Overall consumer credit, including student and car loans but excluding real-estate loans like mortgages, increased by $17.53 billion in March, or at a 6.7 percent annual rate. Non-revolving debt, led by consistent demand for student loans, has outpaced growth in credit-card debt during most of the nearly five-year-old economic recovery.

The amount of student loans issued by the federal government rose by $2.6 billion in March, on a non-seasonally adjusted basis. Federal student lending rose by $113.1 billion, or 18 percent, last year.

Revolving debt increased at a much slower pace, rising 1.3 percent last year. Credit-card debt peaked during the recession at $1.02 trillion, before declining sharply early in the recovery. Revolving debt has mostly expanded since 2011, but remains well below the 2008 peak.

According to Brian Turner, director and chief strategist with Catalyst Strategic Services, credit unions’ market share of consumer loans has been improving, reaching 8.7 percent in March.
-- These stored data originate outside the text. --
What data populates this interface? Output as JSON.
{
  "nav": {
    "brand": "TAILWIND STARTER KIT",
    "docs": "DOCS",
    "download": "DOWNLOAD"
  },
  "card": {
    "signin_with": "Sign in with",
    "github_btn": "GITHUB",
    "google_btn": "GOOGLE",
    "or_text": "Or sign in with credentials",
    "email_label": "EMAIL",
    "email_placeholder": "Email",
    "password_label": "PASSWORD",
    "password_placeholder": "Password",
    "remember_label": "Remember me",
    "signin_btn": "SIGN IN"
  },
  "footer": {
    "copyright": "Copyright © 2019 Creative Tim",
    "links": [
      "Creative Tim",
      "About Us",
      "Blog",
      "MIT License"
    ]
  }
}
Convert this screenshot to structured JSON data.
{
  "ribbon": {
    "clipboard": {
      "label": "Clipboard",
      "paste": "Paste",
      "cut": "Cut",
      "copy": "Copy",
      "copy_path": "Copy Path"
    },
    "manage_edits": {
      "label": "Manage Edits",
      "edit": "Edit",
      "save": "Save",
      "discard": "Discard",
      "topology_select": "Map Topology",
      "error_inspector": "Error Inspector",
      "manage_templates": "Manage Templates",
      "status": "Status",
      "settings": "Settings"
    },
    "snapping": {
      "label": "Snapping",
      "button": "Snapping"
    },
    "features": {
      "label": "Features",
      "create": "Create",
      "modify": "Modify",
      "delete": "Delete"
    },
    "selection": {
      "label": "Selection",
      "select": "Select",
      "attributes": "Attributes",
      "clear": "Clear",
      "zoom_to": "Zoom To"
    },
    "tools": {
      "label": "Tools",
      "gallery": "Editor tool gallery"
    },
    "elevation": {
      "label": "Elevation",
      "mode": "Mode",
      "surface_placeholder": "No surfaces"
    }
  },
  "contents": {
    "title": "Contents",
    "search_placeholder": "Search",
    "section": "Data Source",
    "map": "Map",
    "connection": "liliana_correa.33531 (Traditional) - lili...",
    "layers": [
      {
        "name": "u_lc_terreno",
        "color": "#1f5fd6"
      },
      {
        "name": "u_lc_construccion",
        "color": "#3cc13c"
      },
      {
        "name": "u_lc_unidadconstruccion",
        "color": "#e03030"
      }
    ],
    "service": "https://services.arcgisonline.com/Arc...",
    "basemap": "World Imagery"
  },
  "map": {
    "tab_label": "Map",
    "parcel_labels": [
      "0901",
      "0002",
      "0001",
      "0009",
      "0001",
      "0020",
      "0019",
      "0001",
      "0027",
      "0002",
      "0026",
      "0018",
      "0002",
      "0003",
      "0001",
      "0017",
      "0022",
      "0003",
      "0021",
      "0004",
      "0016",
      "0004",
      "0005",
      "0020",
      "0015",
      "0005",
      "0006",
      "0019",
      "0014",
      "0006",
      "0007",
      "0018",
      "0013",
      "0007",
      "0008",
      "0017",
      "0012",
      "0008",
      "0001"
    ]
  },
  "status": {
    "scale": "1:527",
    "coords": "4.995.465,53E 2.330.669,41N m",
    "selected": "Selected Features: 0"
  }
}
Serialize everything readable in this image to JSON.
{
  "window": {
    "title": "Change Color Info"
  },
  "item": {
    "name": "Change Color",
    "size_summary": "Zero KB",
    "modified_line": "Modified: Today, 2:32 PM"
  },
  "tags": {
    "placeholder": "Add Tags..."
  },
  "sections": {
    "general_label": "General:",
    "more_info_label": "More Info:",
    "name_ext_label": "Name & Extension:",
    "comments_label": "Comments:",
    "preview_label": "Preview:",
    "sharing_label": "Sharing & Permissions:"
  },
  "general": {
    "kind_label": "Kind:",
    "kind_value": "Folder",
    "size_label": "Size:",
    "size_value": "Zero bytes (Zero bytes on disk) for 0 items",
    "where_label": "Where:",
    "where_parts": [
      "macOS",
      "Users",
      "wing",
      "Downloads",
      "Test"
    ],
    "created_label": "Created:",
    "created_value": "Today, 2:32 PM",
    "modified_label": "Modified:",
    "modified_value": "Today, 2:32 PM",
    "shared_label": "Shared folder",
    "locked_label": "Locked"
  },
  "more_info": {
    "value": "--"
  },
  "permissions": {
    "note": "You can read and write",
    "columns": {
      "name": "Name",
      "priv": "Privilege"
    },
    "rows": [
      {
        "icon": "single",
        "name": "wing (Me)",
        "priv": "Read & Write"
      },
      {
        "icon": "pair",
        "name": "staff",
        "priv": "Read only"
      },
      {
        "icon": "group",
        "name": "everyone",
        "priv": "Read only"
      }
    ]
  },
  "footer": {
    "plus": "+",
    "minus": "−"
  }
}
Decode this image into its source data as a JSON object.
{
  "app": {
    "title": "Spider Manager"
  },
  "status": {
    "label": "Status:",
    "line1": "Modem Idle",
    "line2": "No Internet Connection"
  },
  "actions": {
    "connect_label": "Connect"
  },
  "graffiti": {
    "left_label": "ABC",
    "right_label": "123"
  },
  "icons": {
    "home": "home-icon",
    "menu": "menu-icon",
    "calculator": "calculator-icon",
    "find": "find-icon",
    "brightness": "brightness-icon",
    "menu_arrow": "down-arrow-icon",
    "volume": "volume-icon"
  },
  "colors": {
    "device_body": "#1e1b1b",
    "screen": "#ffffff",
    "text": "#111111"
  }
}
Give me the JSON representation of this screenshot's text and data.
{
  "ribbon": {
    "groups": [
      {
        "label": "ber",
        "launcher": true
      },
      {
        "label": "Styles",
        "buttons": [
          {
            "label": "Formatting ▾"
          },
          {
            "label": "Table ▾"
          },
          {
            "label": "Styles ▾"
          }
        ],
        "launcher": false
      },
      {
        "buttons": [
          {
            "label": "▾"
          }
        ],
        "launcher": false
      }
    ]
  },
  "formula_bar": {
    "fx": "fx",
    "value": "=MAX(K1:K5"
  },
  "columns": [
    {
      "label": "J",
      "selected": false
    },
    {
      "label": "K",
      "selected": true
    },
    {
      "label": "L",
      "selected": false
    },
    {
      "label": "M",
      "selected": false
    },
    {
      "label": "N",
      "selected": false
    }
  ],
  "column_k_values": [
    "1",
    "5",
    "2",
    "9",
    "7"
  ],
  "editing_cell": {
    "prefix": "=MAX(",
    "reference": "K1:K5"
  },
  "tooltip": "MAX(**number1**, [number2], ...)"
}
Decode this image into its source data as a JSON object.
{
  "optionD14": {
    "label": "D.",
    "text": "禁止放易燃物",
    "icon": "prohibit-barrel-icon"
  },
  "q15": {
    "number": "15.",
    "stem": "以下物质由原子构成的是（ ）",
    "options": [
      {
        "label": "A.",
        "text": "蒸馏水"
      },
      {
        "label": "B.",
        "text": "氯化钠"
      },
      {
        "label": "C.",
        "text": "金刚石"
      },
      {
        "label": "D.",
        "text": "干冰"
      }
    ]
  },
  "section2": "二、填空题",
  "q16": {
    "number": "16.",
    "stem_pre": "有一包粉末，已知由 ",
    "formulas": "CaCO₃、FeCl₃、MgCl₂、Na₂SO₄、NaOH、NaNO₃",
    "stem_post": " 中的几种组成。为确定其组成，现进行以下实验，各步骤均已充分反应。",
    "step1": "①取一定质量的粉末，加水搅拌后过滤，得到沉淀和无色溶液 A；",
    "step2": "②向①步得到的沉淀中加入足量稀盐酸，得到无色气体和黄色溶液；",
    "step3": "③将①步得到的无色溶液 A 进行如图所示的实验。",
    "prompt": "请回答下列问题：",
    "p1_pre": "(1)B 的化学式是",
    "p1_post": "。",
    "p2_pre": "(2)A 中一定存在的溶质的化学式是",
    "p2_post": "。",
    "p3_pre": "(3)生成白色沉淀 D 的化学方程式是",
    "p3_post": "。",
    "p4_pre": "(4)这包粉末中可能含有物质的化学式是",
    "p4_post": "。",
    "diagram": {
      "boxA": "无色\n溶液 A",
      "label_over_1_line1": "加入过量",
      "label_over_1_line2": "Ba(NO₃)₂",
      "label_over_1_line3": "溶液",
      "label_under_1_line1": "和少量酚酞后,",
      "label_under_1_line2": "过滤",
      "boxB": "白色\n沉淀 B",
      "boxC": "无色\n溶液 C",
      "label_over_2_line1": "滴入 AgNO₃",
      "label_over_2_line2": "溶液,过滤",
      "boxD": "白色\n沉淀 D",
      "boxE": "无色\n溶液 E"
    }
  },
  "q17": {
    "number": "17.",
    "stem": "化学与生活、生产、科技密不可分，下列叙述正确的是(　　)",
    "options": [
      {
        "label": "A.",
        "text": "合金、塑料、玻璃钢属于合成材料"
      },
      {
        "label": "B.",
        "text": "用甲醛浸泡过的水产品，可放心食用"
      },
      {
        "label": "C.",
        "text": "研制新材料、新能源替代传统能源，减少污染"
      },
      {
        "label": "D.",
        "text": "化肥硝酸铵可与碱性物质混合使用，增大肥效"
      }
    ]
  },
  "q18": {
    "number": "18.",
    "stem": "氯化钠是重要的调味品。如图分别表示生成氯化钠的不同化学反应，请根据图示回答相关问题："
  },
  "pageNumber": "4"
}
This compares with 8.6 percent at the end of 2013. However, Turner points out that this pales in comparison to 2009’s peak of 9.3 percent.

“Since 2009, the credit union’s market share of non-revolving credit has fallen from 12.3 percent to 9.9 percent,” Turner tells the Leaguer. “Most of the industry’s loan growth continues to be carried by large credit unions which control 67 percent of industry assets but account for only 6 percent of the total number of credit unions. This seems to explain the lack of improvement in market share over the past three years in particular despite the improvement in industry loan growth.”

Although Turner sees The Wall Street Journal’s news report as encouraging, he doesn’t believe it is cause for celebration just yet.

“We continue to have a long way to go for broader-based improvement in performance that will only come when the employment sector improves enough to stimulate consumer spending behavior,” he tells the Leaguer. “That’s going to take a while. But good news will be right around the corner. We just need to be patient.”